Abstract

Regional lymph node metastases (LNM) have prognostic significance in differentiated thyroid cancer (DTC). However, there was no distinction between N1a and N1b in the final staging classification in the eighth edition of the tumor-node-metastasis (TNM) staging system. This study aimed to evaluate the prognostic implication of N1b classification for predicting disease-specific survival (DSS) in DTC patients with stage I/II disease. A total of 3089 patients with stage I/II DTC who underwent thyroid surgery between 1996 and 2005 were included.
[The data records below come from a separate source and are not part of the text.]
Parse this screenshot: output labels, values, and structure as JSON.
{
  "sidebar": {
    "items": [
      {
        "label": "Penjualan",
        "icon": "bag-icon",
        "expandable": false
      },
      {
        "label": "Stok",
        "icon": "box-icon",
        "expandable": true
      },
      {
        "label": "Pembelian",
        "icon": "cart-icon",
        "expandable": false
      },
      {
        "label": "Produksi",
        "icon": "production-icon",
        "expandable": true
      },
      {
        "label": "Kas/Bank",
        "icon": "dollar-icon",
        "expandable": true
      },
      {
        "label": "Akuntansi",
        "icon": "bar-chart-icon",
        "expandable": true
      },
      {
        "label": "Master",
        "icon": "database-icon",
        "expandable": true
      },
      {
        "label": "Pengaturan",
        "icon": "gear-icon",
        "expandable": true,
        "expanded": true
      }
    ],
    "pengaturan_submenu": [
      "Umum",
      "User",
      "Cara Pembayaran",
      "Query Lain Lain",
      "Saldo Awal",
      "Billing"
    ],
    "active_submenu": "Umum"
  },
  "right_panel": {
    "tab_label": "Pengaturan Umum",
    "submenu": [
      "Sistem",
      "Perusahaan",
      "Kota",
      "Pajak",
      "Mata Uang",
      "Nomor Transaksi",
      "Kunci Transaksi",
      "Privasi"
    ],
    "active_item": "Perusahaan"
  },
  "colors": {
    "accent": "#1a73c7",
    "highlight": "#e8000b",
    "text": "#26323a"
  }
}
DSS was evaluated according to N classification and number of LNM. A modification of the TNM was assessed that classified N1b cases in patients aged ≥55 years as stage IIB and the remaining cases as stage IIA. The mean patient age was 45.6 years, and the median follow-up period was 10.0 years. In patients aged ≥55 years, patients with N1b had significantly poorer DSS compared to those with N0 (hazard ratio [HR] = 11.0; p < 0.001) and N1a (HR = 4.2; p = 0.013). The large-volume LNM group had significantly poorer DSS compared to the N0 (HR = 10.1; p < 0.001) and small-volume LNM (HR = 3.9; p = 0.019) groups. When patients were reclassified using the modified TNM staging system, DSS was significantly poorer in stage IIB patients than in stage IIA patients (HR = 2.9; p = 0.030). N1b classification has a significant prognostic implication in patients with stage I/II DTC, especially in older patients. Modified TNM staging employing N1b classification could be more useful for the prediction of DSS.